Antisemitism scandal in Romania as Jewish actor Maia Morgenstern receives death threat
Maia Morgenstern. Image: Joe Mabel via Wikimedia

31 March 2021

Romanian actor and head of the Jewish State Theatre in Bucharest, Maia Morgenstern, has received a death threat and antisemitic abuse in a scandal that has caused national and international outrage.

On 27 March, the actor, whose most famous role is Mary in Mel Gibson’s 2004 Passions of Christ, posted screenshots of an email she received on several addresses at the Jewish State Theatre, which included death threats to Morgenstern and other actors, and explicit references to the Holocaust. “I intend to throw her into a gas chamber,” the letter said. The post later disappeared from Morgenstern’s Facebook wall.

Two days later, following outrage and messages of solidarity from cultural and political figures, Romanian prosecutors announced that the police had arrested the sender of the message. In the signature, the 25-year-old culprit wrote that the letter came from AUR, Romania’s young nationalist party, which has gained nine per cent of votes in recent parliamentary elections last December. The head of the party, George Simion, however, dissociated from the letter, saying it was “a degrading anti-semitic attack”.

In response to the letter, the Jewish State Theatre streamed their performance A Lesson of Good Manners online for free on 30 March.

The Theatre Union in Romania expressed their solidarity with Morgenstern and the Jewish State Theatre, saying “any form of racism is intolerable” and that the message “cannot remain without penal consequences on its author”.

“As writers who know what the force of words mean, we condemn the horrific threat sent to the great actor,” PEN Romania wrote. “The eras of ideological barbarism of the previous century started with such criminal constructions of words that stigmatised races and classes,” they added.

The letter came days after someone told Morgenstern an antisemitic “joke” just before an official event at the city hall, on 18 March. “No one seemed bothered,” the actor wrote. “I can’t accept this. It is grave. It is ugly. I am hurt.”

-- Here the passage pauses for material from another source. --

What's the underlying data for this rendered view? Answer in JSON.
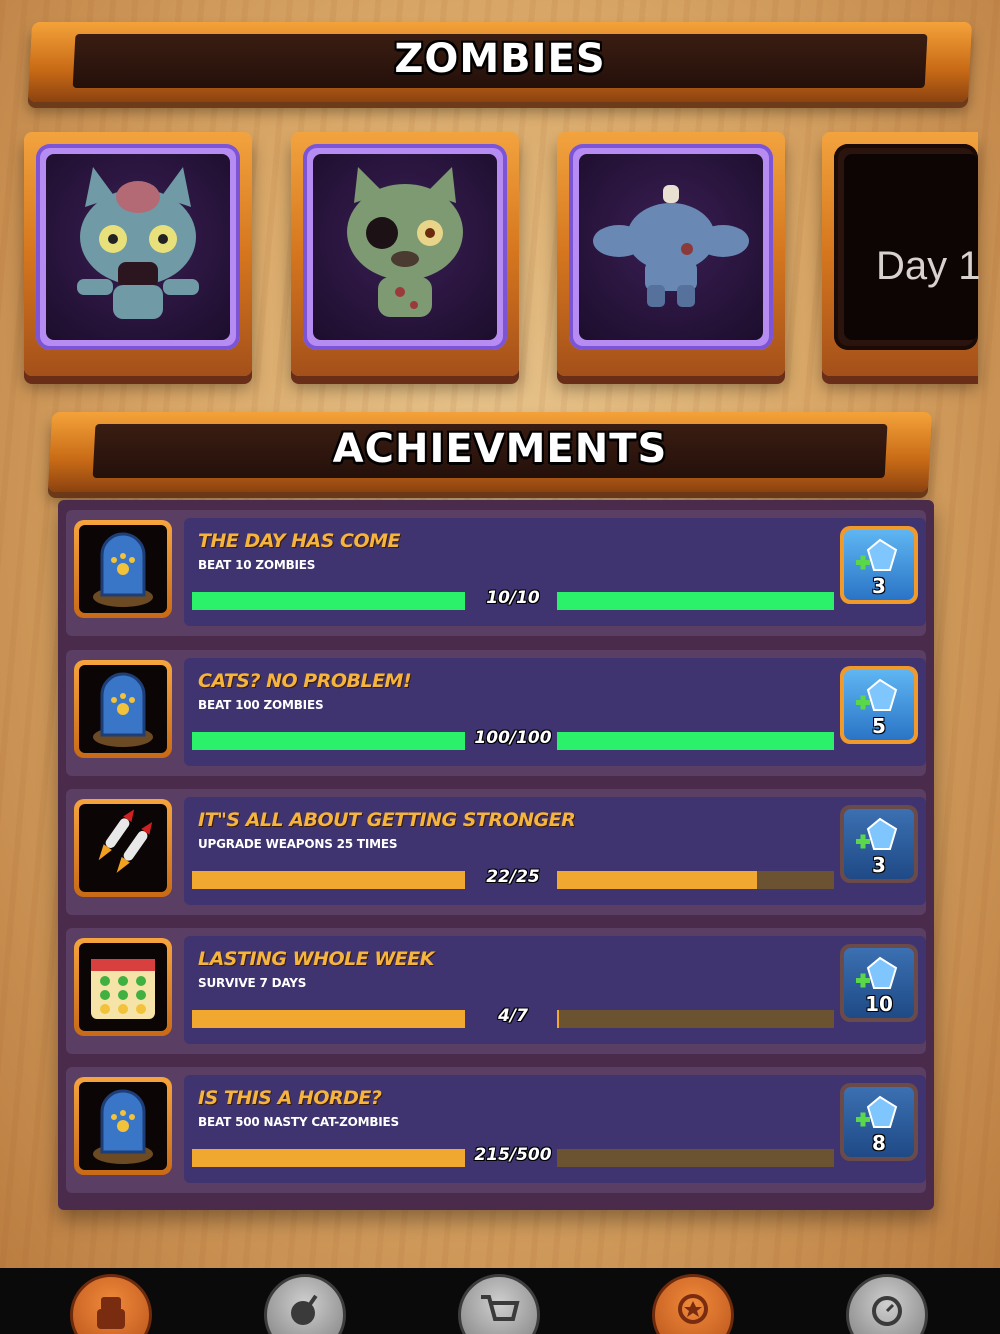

Thousands of artists and fans expressed their solidarity with Morgenstern following both events. Some compared the episodes with the rise of antisemitism during the 1930s and 1940s in Romania. During the Second World War, Romania massacred 400,000 Jews, a part of history that remains under discussed today and barely taught in schools. Before the war, the country was home to about 750,000 Jews; according to the latest census, only around 4,000 Jewish people are left in Romania.